O workshop em São Paulo ocorreu no dia 19 de setembro. Similar à Central do Brasil, um dos principais objetivos na Palmeiras-Barra Funda é de reforçar a ligação Norte-Sul, considerando a estação como uma passarela para cruzar a ferrovia. Além disso, o potencial comercial da estação será maximizado com a reorganização dos fluxos e o reposicionamento dos comércios, preenchendo espaços hoje inocupados. Cabe destacar a proposta de criação de uma incubadora de startups a fim de reforçar os laços com as universidades e de um hotel num edifício icônico, que será um marco urbano da cidade, contribuindo para reforçar a identidade da estação. A estação será ancorada à cidade por meio de adros a Sul e a Norte, privilegiando a paisagem verde. O principal eixo de ligação entre os dois lados da ferrovia seria transformado numa rua comercial e com restaurantes, tornando a estação um local de encontro. Por fim, haveria a possibilidade de desenvolvimento urbano de uso misto em terrenos a Norte.

Vista aérea da estação Palmeiras-Barra Funda e do projeto urbano. Fonte: Egis-Arep

Na parte da tarde dos eventos, foram realizadas dinâmicas em grupo para verificar se critérios como (1) inserção urbana, (2) inclusão social, (3) intermodalidade e operabilidade, (4) experiência do cliente e (5) sustentabilidade estão sendo atendidos nas propostas do consórcio Egis-Arep.

No Rio de Janeiro, foram reforçadas questões, como (i) o equilíbrio dos espaços para pedestres e veículos motorizados, principalmente em frente à estação e na Av. Presidente Vargas, (ii) a abertura de novas oportunidades para habitação, (iii) a sensação de segurança num ambiente mais amplo e (iv) a ligação do Terminal Américo Fontenelle ao restante do polo multimodal.

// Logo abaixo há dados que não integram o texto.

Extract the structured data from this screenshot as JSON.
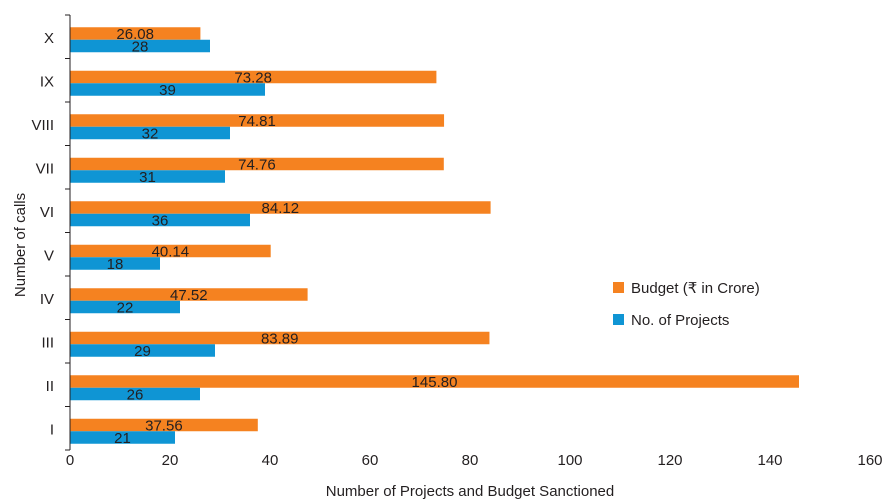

Em São Paulo, destacou-se a relevância de temas, como (i) a preocupação em validar as propostas urbanas com estudos de tráfego, (ii) a necessidade de se incluir eixos longitudinais ao perímetro de intervenção, (iii) a preocupação com a gestão dos fluxos em casos de degradação do sistema e (iv) a valorização da estação através de ações sustentáveis.

Nos dois eventos, Étienne Riot, sociólogo especialista no ordenamento de estações ferroviárias da Arep, mostrou a importância na criação de uma identidade forte de uma estação e a repercussão na melhoria da experiência do usuário por meio de estudos de casos italianos, ingleses e franceses. Tanto em São Paulo, quanto no Rio de Janeiro, os participantes se surpreenderam com a capacidade de governança dos proprietários dos projetos ao, por exemplo, conseguir estabelecer um consenso sobre o estilo gráfico da comunicação visual. Também foi citado que em projetos brasileiros, as questões de comunicação visual aparecem no detalhamento do projeto e não na fase de concepção, como é o caso na Europa.

A terceira etapa dos estudos contemplará o detalhamento do cenário escolhido para cada uma das estações, um Plano de Ação com recomendações para o sucesso da implantação, custo total estimado do projeto, arranjos institucional e financeiro recomendados, recomendações de governança, cronograma de implantação e faseamento e principais dificuldades técnicas/institucionais/de outra natureza a se prever. A Missão 3 deve permitir avaliar a pertinência de levar adiante estudos aprofundados para a transformação em estações de nova geração.